According to different characteristics of the enzymes, the invention adopts a mode of sequentially carrying out enzymolysis on the acid protease and the Serratin peptidase, both the acid protease and the Serratin peptidase are in an optimal enzymolysis reaction system, and the hydrolysis degree is obviously superior to that of the acid protease or the Serratin peptidase which is singly used.

According to the research on the lysine metabolism process distribution, the reduction of the metabolism flow of the TCA cycle is beneficial to the accumulation of lysine, and the sodium citrate can generate a certain inhibition effect on the citrate dehydrogenase which is a key enzyme in the TCA cycle, so that the accumulation of the lysine is promoted by reducing the metabolism flow of the TCA cycle; since the accumulation of lysine has already started from the early stage of fermentation, it was chosen to add a certain amount of sodium citrate to the fermentation medium.

Drawings

FIG. 1: the effect of the enzyme combination on the degree of proteolysis;

FIG. 2: influence of the addition amount of sodium citrate on the yield of lysine;

FIG. 3: influence of the addition amount of sodium citrate on the conversion rate of sugar acid.

Detailed Description

Those skilled in the art can modify the process parameters appropriately to achieve the desired results with reference to the disclosure herein.

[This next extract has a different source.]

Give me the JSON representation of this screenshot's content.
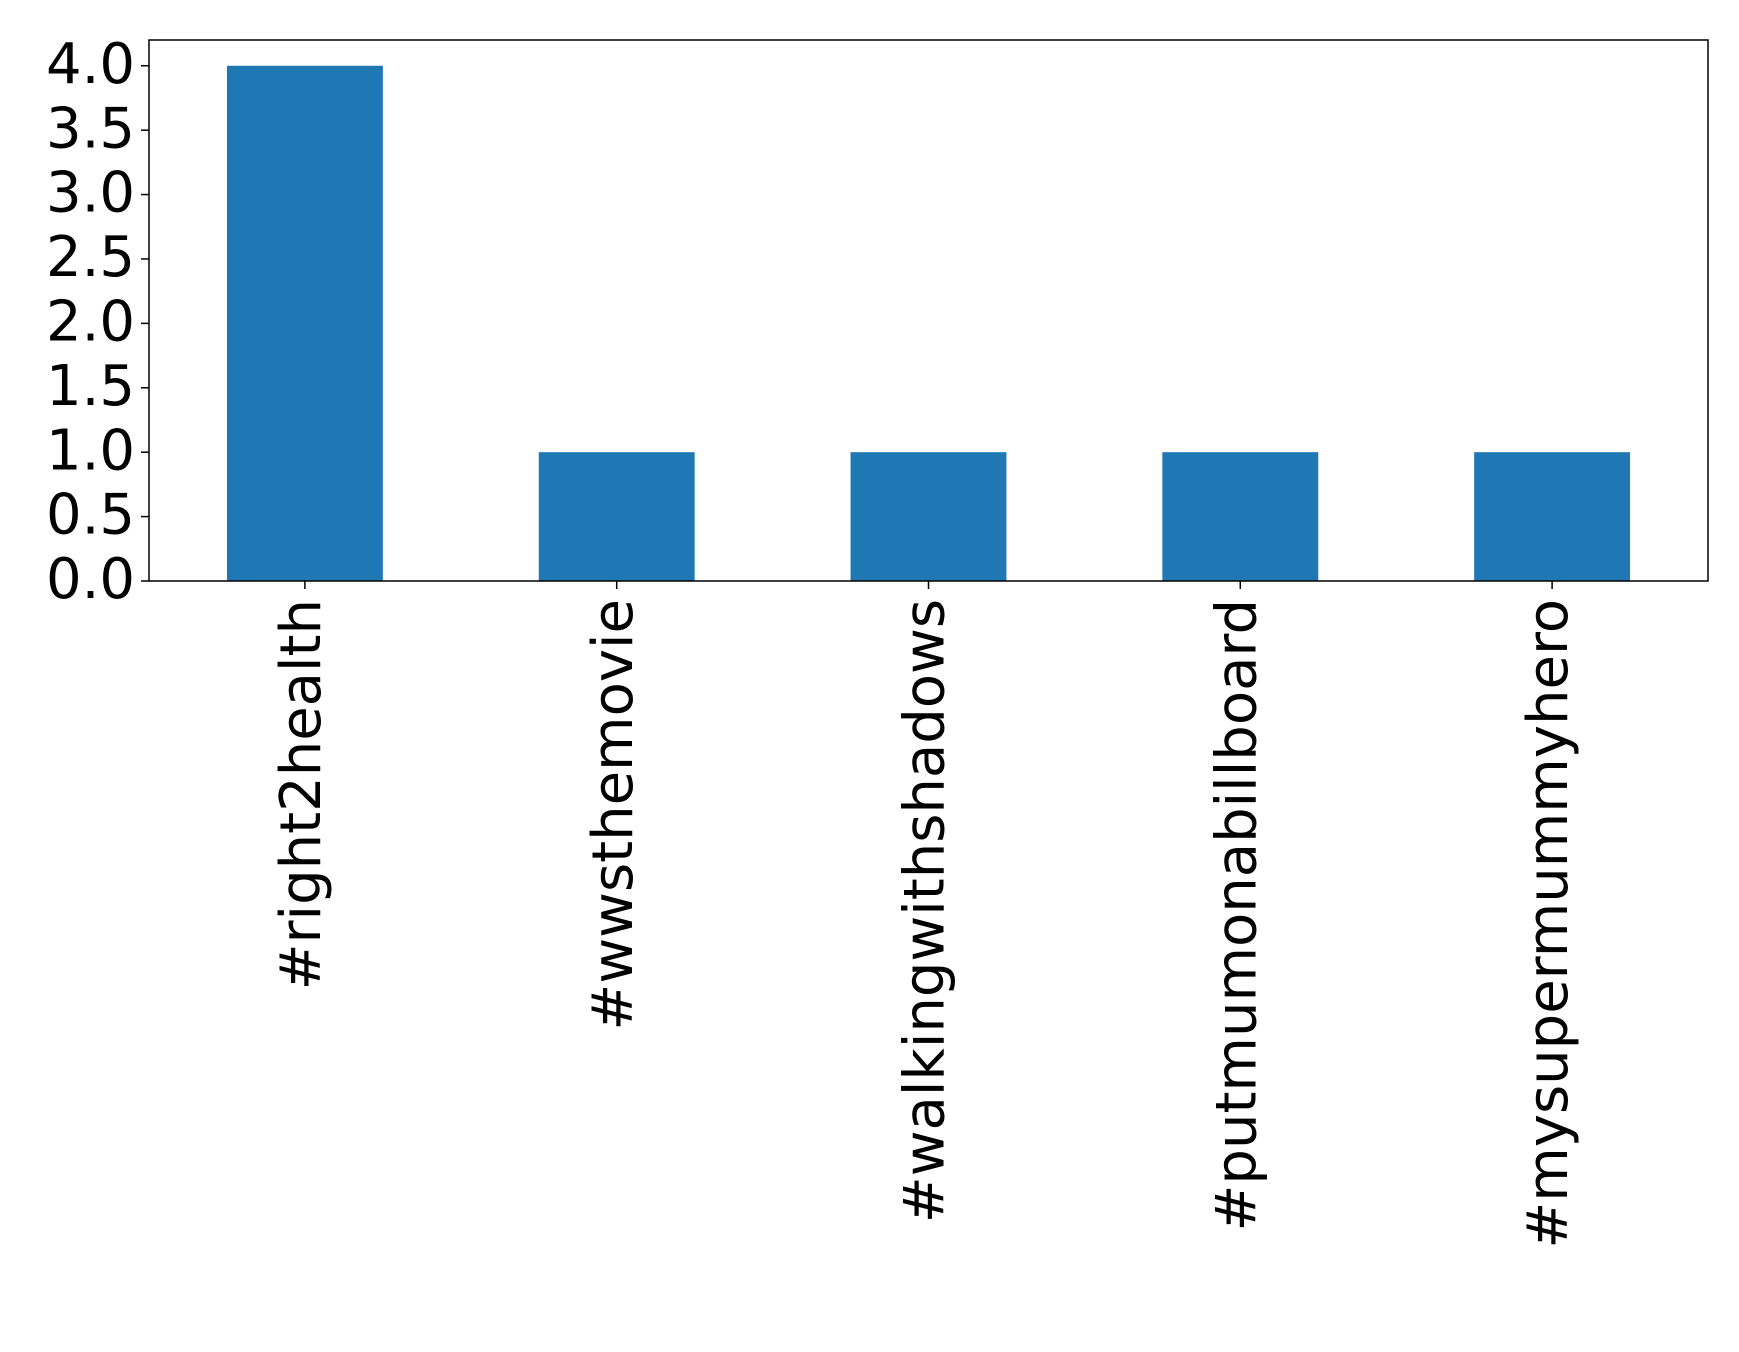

It is expressly intended that all such similar substitutes and modifications which would be obvious to one skilled in the art are deemed to be included in the invention. While the products and methods of this invention have been described in terms of preferred embodiments, it will be apparent to those of skill in the art that variations and modifications, or appropriate alterations and combinations, of the products and methods described herein may be made and utilized without departing from the spirit, scope, and spirit of the invention. For a further understanding of the present invention, reference will now be made in detail to the following examples.